Gemeinsam kündigte das Trio die Schwerpunkte für das laufende Jahr an: Vor allem die Ausländerpolitik, in der Werthebach "auf eine schnelle Rückführung von Ausländern dringen will, die straffällig geworden sind und keinen dauerhaften Aufenthaltsstatus haben". Werthebach forderte erneut die Bundesregierung auf, diplomatische Abkommen mit europäischen Ländern, vor allem der Türkei zu schließen. Diese sollten es ermöglichen, dass Verurteilte die Strafe in dem Land absitzen, dessen Bürger sie sind. Nach Angaben der Justizverwaltung ist dies allerdings im Prinzip nach einem europäischen Übereinkommen längst möglich. "Erheblichen Handlungsbedarf" sieht der Senator auch bei der Rückreise von Bürgerkriegsflüchtlingen. Die Zahl der Flüchtlinge aus Bosnien habe sich von 29 300 Ende 1995 bis auf 11 000 reduziert, dies sei aber noch nicht genug.

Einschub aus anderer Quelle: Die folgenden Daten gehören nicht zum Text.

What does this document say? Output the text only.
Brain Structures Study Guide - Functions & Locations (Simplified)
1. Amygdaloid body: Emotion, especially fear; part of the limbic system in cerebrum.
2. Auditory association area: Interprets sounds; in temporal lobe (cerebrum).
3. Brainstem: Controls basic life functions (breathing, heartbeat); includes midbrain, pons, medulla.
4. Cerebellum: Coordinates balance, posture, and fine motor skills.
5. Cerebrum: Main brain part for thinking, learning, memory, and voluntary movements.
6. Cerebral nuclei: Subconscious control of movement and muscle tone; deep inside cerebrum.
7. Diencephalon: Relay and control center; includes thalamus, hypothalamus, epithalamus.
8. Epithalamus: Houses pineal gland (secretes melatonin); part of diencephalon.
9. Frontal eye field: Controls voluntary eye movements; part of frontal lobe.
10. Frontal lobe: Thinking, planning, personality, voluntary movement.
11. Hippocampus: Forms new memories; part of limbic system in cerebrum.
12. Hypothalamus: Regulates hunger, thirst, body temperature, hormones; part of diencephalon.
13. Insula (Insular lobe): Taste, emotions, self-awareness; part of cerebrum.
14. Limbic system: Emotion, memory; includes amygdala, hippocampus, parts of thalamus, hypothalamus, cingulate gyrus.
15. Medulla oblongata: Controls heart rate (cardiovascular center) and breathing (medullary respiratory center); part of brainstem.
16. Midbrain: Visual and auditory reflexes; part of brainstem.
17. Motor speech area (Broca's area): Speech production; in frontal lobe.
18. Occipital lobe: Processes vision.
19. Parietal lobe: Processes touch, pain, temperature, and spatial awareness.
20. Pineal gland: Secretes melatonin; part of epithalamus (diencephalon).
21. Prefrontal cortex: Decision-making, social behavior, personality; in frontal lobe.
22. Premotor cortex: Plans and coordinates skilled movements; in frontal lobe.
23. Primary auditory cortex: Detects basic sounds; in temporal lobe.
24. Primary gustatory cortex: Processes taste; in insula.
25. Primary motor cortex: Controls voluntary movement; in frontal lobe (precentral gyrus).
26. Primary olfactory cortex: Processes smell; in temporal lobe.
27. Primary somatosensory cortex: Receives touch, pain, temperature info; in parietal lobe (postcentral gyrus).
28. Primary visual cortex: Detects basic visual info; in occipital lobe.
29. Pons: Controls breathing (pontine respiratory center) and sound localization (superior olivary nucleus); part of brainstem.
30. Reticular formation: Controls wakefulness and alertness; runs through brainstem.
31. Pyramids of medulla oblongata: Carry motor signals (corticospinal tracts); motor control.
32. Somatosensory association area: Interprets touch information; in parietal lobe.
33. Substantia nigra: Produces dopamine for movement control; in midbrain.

Daneben will Werthebach die Polizei "bürgernäher" arbeiten lassen und "regelmäßige Kontrollen bis hin zu Razzien in den Bezirken durchführen". Warum die Innenverwaltung noch stärker als bislang auf das auch in der Polizei umstrittene Modell so genannter Straßenrepression setzt, blieb allerdings offen - denn gleichzeitig konnte der Senator einen deutlichen Rückgang der Straßenkriminalität verkünden: Die Polizei registrierte im vergangenen Jahr rund 30 Prozent weniger Taschendiebstähle, rund 10 Prozent weniger Raubüberfälle auf Straßen, 13,5 Prozent weniger Autodiebstähle und 6 Prozent weniger Fahrraddiebstähle.

Bei der Polizei will die Innenverwaltung das so genannte Berliner Modell in weiteren Direktionen einführen und beim Verfassungsschutz altgediente Mitarbeiter versetzen und stärker mit Brandenburg kooperieren.